Now that I am walking mostly without a limp, and able to take stairs up and down reasonably well, my next move will be getting advanced massage therapy sessions from my staff in order to keep the injury from adversely affecting my knee and hip on the right leg. Often the biggest impediment to healing an injury all the way through is locked up compensating musculature in the rest of the body. In the beginning, this compensation was necessary to keep you from further injuring the ankle. Now, it’s just in your way.

Last but not least…for NYC Marathon Runners

Our tendency is to want to dive right back into our exercise routine once we feel like we have little to no pain. This is just asking for re-injury. Take 4-6 weeks to slowly but surely add back in exercise. Act like you’ve never worked out before. Start small and steady. My first “rehab” exercise was walking to a cafe down the block with my wife for brunch after being stuck at home for 4 days. If you used to run 6 miles a run 5 times a week, start with a walk to the subway. Then walk a quarter mile a few days later. Then walk a half mile in week 2. Maybe by week 3 you try running around the block once. Maybe.

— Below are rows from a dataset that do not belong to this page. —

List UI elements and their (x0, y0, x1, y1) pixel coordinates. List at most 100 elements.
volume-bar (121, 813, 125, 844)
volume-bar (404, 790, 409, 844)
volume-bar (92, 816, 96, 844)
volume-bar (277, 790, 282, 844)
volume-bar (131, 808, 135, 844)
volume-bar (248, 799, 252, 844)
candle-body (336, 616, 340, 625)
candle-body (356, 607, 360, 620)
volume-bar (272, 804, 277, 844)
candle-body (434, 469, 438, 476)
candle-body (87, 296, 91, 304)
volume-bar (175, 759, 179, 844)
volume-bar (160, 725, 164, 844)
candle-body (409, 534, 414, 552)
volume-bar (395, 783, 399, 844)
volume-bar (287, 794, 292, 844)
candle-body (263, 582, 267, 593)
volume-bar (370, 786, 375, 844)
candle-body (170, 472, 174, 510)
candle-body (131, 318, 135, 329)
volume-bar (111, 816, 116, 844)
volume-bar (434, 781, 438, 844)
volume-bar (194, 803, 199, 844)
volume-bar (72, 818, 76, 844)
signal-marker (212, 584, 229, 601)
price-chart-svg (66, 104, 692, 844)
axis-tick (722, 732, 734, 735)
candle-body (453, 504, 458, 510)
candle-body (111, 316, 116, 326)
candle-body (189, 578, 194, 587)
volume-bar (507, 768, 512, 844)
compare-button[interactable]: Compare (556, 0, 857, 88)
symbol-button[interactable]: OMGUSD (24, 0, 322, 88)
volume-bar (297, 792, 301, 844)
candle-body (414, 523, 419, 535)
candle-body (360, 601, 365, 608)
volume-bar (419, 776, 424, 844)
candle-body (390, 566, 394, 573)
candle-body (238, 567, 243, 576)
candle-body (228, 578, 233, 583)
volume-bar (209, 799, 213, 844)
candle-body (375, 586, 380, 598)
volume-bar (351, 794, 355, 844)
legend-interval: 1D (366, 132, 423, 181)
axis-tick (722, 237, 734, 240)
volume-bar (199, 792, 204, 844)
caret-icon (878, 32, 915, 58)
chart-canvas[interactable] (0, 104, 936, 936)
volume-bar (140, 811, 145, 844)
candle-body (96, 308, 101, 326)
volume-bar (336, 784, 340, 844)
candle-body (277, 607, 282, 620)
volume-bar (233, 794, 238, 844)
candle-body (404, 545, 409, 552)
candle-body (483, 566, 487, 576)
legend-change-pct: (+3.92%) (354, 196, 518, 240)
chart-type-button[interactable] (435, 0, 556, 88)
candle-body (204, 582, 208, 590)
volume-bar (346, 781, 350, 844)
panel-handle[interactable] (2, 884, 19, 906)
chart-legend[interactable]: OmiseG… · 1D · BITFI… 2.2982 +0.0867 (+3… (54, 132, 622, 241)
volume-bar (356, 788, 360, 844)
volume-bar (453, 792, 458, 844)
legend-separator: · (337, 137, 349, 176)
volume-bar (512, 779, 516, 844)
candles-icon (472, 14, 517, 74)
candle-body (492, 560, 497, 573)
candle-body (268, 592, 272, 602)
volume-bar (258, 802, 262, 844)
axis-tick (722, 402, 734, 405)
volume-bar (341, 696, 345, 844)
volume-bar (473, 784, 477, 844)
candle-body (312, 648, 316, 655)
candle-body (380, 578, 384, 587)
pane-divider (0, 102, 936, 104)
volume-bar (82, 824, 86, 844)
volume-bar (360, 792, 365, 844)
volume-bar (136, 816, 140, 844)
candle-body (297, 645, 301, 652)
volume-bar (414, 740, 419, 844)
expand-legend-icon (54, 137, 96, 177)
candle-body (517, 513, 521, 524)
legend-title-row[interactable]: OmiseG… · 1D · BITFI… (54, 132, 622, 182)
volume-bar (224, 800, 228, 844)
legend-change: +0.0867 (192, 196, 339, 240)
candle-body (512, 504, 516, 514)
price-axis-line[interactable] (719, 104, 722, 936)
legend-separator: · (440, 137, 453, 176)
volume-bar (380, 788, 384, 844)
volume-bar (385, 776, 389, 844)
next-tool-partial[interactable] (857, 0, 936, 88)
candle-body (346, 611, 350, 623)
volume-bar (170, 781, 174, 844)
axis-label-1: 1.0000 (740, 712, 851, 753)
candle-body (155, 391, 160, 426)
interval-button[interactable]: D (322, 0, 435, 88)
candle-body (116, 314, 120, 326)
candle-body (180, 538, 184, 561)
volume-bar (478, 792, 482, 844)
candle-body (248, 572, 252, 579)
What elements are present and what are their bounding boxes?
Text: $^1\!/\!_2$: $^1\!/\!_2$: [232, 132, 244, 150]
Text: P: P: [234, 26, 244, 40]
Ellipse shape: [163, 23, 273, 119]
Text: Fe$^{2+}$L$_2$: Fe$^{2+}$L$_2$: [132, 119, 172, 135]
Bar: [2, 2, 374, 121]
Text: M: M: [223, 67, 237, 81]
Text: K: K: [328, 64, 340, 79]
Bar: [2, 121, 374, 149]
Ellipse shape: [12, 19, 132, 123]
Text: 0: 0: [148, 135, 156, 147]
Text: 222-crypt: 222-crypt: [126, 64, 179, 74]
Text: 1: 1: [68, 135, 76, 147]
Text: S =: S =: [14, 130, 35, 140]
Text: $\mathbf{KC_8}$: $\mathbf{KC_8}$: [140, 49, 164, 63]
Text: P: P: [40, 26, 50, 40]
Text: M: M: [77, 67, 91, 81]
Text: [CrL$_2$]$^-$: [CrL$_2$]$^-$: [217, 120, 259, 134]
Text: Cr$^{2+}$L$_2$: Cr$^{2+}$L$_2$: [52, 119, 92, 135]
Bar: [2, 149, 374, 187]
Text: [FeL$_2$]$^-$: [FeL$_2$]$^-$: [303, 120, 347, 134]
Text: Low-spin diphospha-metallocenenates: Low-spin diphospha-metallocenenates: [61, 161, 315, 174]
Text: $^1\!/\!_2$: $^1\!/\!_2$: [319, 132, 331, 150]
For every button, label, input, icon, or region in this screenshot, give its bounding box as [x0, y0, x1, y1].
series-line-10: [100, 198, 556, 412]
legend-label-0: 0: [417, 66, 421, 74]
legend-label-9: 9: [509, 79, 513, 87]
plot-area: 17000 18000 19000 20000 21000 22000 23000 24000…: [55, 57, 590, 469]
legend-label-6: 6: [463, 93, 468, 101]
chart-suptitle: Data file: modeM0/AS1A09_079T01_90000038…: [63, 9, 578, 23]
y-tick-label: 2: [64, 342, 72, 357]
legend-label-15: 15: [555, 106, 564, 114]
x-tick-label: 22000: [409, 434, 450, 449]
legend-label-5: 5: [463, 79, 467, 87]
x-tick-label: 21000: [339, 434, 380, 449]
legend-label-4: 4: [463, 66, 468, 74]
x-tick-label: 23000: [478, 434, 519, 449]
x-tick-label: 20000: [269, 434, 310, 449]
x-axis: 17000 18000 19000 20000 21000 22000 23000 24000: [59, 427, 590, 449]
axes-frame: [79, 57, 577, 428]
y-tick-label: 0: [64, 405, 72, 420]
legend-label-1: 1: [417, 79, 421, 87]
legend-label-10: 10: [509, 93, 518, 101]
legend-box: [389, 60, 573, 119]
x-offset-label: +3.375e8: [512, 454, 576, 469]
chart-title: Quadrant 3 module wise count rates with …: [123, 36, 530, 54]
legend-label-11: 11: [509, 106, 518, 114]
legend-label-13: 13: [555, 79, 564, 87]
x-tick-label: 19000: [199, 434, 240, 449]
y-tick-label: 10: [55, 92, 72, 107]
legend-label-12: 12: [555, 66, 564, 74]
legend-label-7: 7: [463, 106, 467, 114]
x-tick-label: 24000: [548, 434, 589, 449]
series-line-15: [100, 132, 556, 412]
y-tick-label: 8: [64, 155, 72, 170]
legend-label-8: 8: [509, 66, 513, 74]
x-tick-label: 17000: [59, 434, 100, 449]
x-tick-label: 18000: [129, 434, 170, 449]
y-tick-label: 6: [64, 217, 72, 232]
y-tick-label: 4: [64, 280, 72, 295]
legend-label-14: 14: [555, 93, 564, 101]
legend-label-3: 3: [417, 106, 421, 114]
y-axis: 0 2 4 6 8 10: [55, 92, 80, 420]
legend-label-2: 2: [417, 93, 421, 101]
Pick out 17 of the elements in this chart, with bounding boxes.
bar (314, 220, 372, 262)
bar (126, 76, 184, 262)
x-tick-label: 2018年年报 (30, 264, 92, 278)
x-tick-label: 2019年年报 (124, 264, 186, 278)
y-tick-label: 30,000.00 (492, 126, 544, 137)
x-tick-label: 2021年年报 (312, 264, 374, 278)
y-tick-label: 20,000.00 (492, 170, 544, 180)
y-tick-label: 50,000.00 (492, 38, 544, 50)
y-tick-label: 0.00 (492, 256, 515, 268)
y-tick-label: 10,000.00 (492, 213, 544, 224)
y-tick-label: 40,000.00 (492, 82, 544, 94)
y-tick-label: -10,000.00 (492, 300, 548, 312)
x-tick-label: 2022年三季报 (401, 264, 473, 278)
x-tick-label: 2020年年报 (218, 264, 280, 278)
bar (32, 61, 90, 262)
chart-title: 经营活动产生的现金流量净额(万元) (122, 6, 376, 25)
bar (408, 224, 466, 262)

If at any point you step weird and it feels hurt again (and trust me this will happen), take it easy, continue daily flushing. It’s all part of the process of rebuilding a solid working structurally sound ankle.

If you bite off more than you can chew at this stage, you may step wrong, roll the ankle again, this time worse, tearing through already weak ligaments. Do you like the thought of having to take 8-12 MONTHS to recover?! Don’t push too hard!